Nashville, Tenn., Aug. 1 - Carol Levenson, director of research at Gimme Credit, said she wouldn't consider Reliant Energy bonds until it renegotiates its bank debt and completes its spin-off of Reliant Resources.

"Both Reliant Energy and Reliant Resources swore up and down the Reliant Resources spinoff is not contingent upon bank negotiations or tapping the bond market," Levenson said in a report Thursday, noting that Reliant Energy recently received a brief extension on its $4.7 billion in credit facilities.

"But surely Reliant Energy wouldn't, or couldn't, spin off a company facing an imminent liquidity crisis of this magnitude. Obviously Reliant Resources paper is to be shunned, but we wouldn't consider Reliant Energy bonds either until the bank debt is renegotiated and the spinoff is a done deal."

Reliant Resources (Ba3/BBB-) ratings were downgraded Wednesday, the analyst noted.

"Moody's meted out a stunning three-notch downgrade and left Reliant Resources under review for further downgrade. S&P followed with a modest one-notch downgrade with a continuing negative review, but left Reliant Resources' investment grade status intact," Levenson said.

"As with any company in this sector, the downgrade itself is news and can become a self-fulfilling prophecy as both business and capital markets access dry up."

Moody's also downgraded parent, Reliant Energy (Baa2/BBB+) from Baa1 to Baa2 and left it under review for further downgrade. S&P, however, affirmed Reliant Energy based on its expectation Reliant Resources will be spun off in the next few months.

"Nobody can accuse the rating agencies of following the stock market in this case, as the stocks of both Reliant Energy and Reliant Resources rallied big-time after the companies reported their second quarter earnings earlier this week, although we didn't see much to cheer about," Levenson said.

"Thanks to a fortuitous disclosure of round-trip trades at Reliant Resources, some bond investors were spared the ensuing misery when the company's maiden bond deal was pulled [in May]."

The trouble ahead for Reliant Resources seemed obvious, she said, "but our warnings mainly concerned the parent, as we worried the already-delayed spinoff of the unregulated businesses might hit a snag, leaving Reliant Energy with a huge liquidity headache as well as elevated business and financial risk."

Although the spin-off has received all the necessary approvals, she said the big question mark pertains to a successful refinancing of maturing bank debt at both Reliant Energy and Reliant Resources.

"This is bound to be even more problematic after yesterday's rating actions," Levenson said.

"Reliant Resources said the maximum collateral it needs to post, assuming a downgrade to junk by both major rating agencies, is $1.3 billion, and it's already put up $400 million. It's a big number - the biggest we've seen yet, in fact - but the company says it has $1.2 billion in unrestricted cash and available bank lines, sufficient cash to meet these requirements."

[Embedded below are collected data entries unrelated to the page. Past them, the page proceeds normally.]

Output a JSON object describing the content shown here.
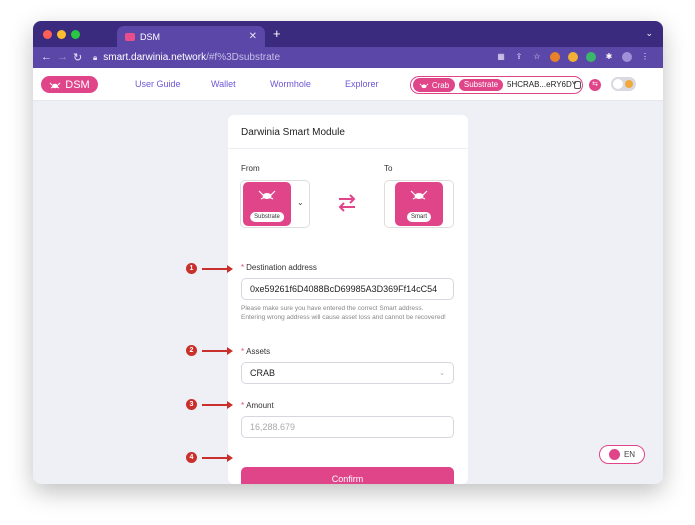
{
  "browser": {
    "tab_title": "DSM",
    "url_host": "smart.darwinia.network",
    "url_path": "/#f%3Dsubstrate"
  },
  "app": {
    "logo_label": "DSM",
    "nav": [
      "User Guide",
      "Wallet",
      "Wormhole",
      "Explorer"
    ],
    "network_label": "Crab",
    "account_type": "Substrate",
    "account_address": "5HCRAB...eRY6DY",
    "lang_label": "EN"
  },
  "card": {
    "title": "Darwinia Smart Module",
    "from_label": "From",
    "to_label": "To",
    "from_chain": "Substrate",
    "to_chain": "Smart",
    "destination_label": "Destination address",
    "destination_value": "0xe59261f6D4088BcD69985A3D369Ff14cC54",
    "hint": "Please make sure you have entered the correct Smart address. Entering wrong address will cause asset loss and cannot be recovered!",
    "assets_label": "Assets",
    "assets_value": "CRAB",
    "amount_label": "Amount",
    "amount_placeholder": "16,288.679",
    "confirm_label": "Confirm",
    "required_mark": "*"
  },
  "annotations": [
    "1",
    "2",
    "3",
    "4"
  ],
  "colors": {
    "accent": "#e0458a",
    "browser_chrome": "#3a2b7e",
    "annotation": "#c9302c"
  }
}
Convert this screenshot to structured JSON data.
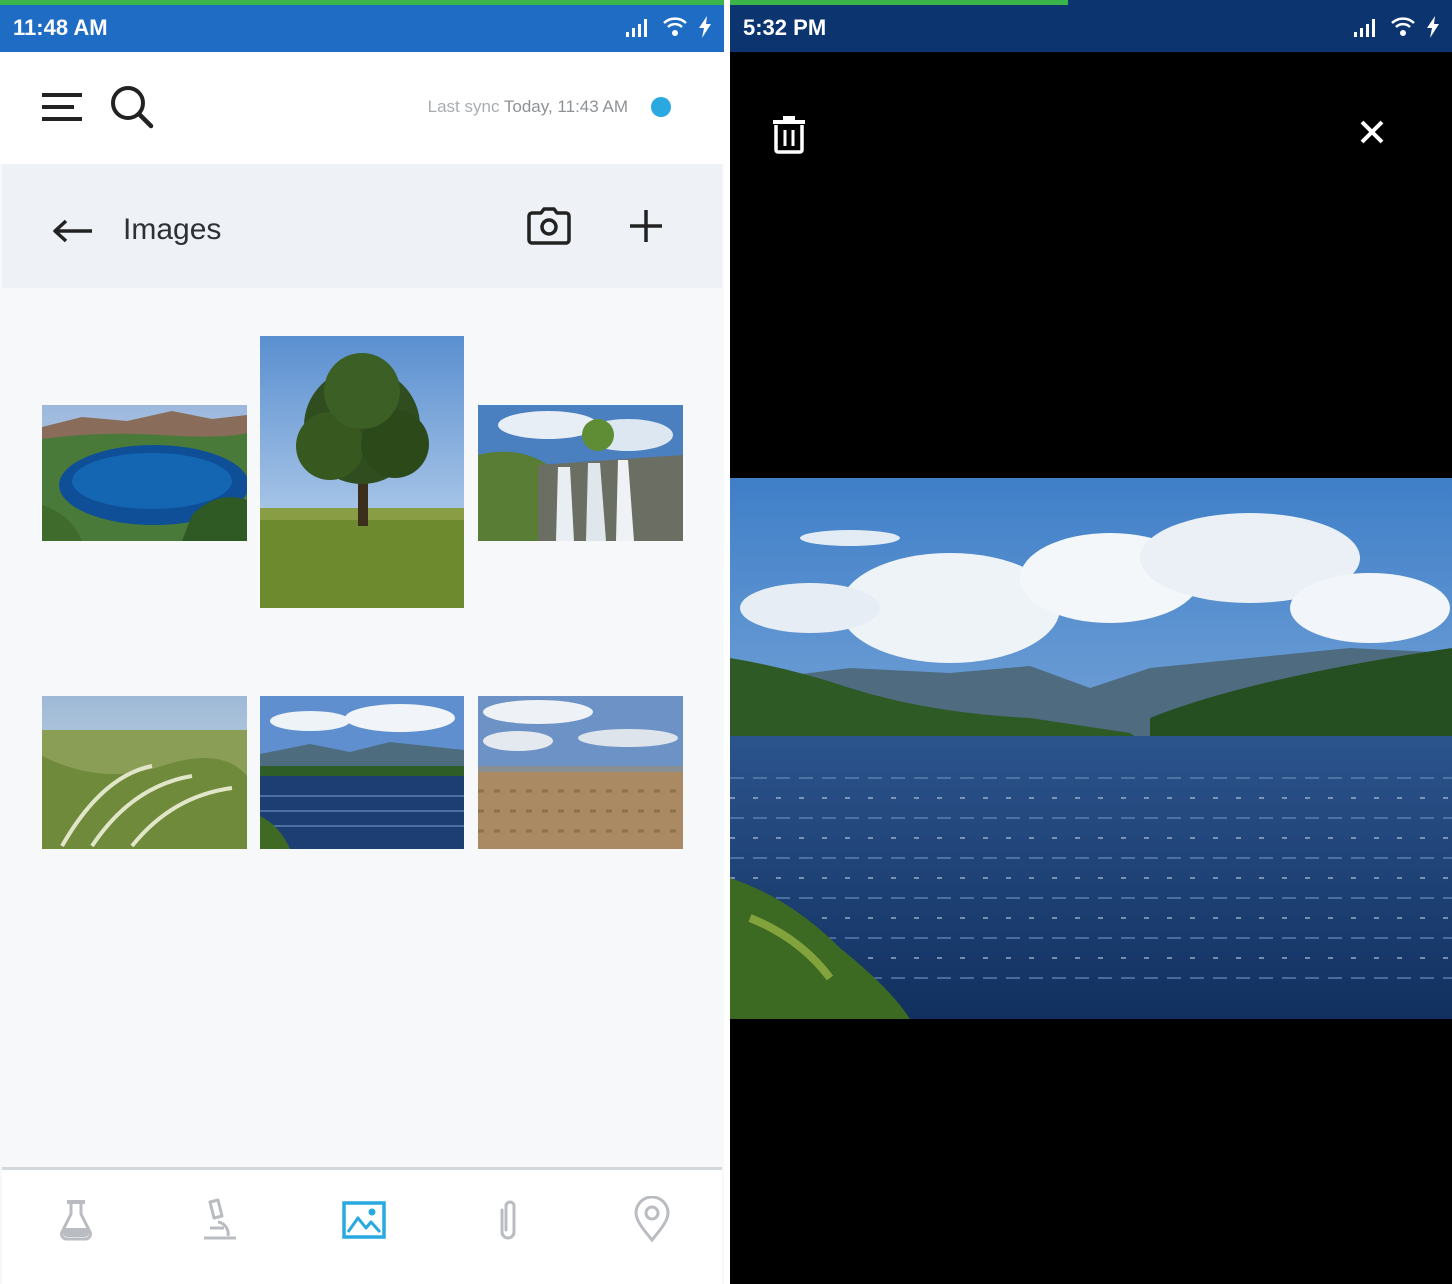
{
  "left": {
    "status_bar": {
      "time": "11:48 AM"
    },
    "app_bar": {
      "sync_label": "Last sync",
      "sync_value": "Today, 11:43 AM",
      "icons": [
        "menu-icon",
        "search-icon",
        "sync-status-dot"
      ]
    },
    "sub_bar": {
      "title": "Images",
      "icons": [
        "back-arrow-icon",
        "camera-icon",
        "plus-icon"
      ]
    },
    "images": [
      {
        "subject": "lake"
      },
      {
        "subject": "tree"
      },
      {
        "subject": "waterfall"
      },
      {
        "subject": "grassland"
      },
      {
        "subject": "river"
      },
      {
        "subject": "desert"
      }
    ],
    "bottom_nav": {
      "items": [
        {
          "icon": "flask-icon",
          "active": false
        },
        {
          "icon": "microscope-icon",
          "active": false
        },
        {
          "icon": "image-icon",
          "active": true
        },
        {
          "icon": "paperclip-icon",
          "active": false
        },
        {
          "icon": "location-pin-icon",
          "active": false
        }
      ],
      "active_color": "#29a9e0",
      "inactive_color": "#b9bcc0"
    }
  },
  "right": {
    "status_bar": {
      "time": "5:32 PM"
    },
    "toolbar": {
      "icons": [
        "trash-icon",
        "close-icon"
      ]
    },
    "photo": {
      "subject": "river"
    }
  },
  "colors": {
    "status_bar_left": "#1f6cc4",
    "status_bar_right": "#0c3570",
    "accent": "#29a9e0"
  }
}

But as observed with Reliant Resources' peers, the analyst said, "it's not just a question of coming up with the collateral - it seems next to impossible to operate profitably or to hedge risk adequately while carrying junk ratings."

"That's why everywhere you look in this sector junk credits are looking for higher-rated partners to support their trading operations," Levenson said.

Reliant Resources has the added burden of a complex capital structure and some $5.5 billion in short-term debt as of March 2002, the analyst said, noting that neither Reliant Resources nor Reliant Energy presented investors with balance sheet or cash flow information for the June quarter.

"Even in yesterday's conference call after the downgrade, Reliant Resources was vague about its debt position and maturities and seemed to have no Plan B in case its bankers prove reluctant to refinance its debt in the next few months," Levenson said.